Verslo žinios (LT) /

Un exercice qui demande du doigté

Verslo žinios pèse le pour et le contre :

«L'UE doit bel et bien chercher de nouveaux moyens de promouvoir son industrie. Cet impératif ne doit pourtant pas faire perdre de vue d'autres priorités susceptibles de contribuer à une plus forte croissance en Europe : réduction des régulations, poursuite de l'intégration du marché intérieur et réforme des systèmes de sécurité sociale. … D'un côté, un plus grand protectionnisme n'est pas une option viable.
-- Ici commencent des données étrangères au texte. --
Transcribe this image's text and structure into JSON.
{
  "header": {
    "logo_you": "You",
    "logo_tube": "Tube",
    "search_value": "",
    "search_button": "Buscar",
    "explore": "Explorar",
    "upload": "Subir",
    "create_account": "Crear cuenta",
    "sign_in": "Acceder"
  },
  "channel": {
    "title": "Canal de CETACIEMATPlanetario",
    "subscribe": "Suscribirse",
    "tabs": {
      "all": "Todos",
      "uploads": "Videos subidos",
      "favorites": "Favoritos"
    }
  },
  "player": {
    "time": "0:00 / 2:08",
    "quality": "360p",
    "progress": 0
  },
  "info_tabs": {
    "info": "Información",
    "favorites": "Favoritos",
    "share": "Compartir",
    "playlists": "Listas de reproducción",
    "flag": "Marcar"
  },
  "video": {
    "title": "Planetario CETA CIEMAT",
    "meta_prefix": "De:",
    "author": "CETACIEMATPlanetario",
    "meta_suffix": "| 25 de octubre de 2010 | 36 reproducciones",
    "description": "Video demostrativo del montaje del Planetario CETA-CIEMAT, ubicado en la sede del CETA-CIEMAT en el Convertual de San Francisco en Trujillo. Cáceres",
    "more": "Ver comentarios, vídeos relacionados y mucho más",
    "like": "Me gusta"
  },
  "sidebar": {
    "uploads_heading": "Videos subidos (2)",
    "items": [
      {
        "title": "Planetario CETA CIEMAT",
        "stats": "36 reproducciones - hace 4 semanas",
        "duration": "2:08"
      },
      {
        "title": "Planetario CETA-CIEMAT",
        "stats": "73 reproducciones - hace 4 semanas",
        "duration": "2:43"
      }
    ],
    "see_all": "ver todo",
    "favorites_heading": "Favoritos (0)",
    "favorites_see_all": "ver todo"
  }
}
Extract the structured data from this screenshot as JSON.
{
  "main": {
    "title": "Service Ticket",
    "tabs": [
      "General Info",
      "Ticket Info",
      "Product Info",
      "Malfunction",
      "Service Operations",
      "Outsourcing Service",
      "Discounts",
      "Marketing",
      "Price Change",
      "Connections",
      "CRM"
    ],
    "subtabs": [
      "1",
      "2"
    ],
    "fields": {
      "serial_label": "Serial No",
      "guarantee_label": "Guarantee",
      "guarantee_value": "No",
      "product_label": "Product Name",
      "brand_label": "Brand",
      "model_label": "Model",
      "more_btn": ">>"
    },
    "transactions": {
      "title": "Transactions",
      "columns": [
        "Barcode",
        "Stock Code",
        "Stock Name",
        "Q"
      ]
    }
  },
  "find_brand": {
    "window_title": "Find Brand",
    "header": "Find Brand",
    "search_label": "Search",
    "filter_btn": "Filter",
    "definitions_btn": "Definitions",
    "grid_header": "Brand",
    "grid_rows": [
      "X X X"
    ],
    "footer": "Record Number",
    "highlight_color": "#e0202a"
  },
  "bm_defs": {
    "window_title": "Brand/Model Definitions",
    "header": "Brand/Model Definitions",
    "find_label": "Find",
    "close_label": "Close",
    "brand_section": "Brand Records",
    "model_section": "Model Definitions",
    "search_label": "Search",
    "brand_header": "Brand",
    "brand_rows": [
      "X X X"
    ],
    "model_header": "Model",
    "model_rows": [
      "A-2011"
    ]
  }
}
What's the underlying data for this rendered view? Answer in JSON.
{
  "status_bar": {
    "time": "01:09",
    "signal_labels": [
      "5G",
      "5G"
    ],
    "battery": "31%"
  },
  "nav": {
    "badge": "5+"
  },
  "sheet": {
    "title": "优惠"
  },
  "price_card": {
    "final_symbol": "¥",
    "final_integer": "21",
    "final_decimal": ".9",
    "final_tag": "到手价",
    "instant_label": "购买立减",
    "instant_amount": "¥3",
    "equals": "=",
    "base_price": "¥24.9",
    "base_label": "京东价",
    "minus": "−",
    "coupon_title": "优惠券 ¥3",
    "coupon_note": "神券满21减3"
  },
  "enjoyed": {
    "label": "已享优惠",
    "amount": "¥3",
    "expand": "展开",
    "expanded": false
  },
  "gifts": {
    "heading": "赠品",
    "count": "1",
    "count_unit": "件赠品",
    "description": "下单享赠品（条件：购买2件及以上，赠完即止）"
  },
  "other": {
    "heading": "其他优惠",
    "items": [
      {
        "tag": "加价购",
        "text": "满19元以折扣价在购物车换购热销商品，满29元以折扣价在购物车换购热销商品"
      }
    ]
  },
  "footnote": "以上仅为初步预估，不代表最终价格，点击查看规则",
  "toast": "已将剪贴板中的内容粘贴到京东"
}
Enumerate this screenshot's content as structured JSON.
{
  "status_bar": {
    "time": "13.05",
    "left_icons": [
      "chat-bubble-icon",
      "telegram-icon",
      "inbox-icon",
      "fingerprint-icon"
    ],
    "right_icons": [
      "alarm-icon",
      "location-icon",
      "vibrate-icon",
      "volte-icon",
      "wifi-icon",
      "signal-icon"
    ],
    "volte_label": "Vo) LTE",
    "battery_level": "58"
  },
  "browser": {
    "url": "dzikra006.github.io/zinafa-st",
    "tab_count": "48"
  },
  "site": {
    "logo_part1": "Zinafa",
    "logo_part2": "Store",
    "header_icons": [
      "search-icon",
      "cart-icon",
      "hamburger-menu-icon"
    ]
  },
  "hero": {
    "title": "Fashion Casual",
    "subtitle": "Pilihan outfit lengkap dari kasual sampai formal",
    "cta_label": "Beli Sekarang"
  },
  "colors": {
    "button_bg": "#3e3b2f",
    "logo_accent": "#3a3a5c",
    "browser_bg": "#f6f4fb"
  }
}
De l'autre, la Commission et les règles proposées pourraient soutenir l'industrie européenne, à condition que ces règles soient intelligentes.»

Helsingin Sanomat (FI) /

En situation de crise, Bruxelles revient aux fondamentaux

Bruxelles avait l'intention de moins réguler, rappelle Helsingin Sanomat :

«Les nouvelles règles démontrent malgré elles la situation critique de l'UE. Dans l'Union, la production à partir de technologies vertes est insuffisante. Comme celles-ci ne naissent pas spontanément, Bruxelles tente de stimuler la production avec la promesse de rendre possible la limitation des savoir-faire externes. Avec pour effet que la transition écologique risque de devenir plus lente et plus coûteuse. Alors que le président américain, Donald Trump, se défend contre la concurrence étrangère au moyen de chantages et de menaces, les armes de l'UE sont des réglementations et des restrictions. L'actuelle Commission s'était fixé pour objectif de réduire les régulations, mais le monde a changé, et l'UE s'adapte.»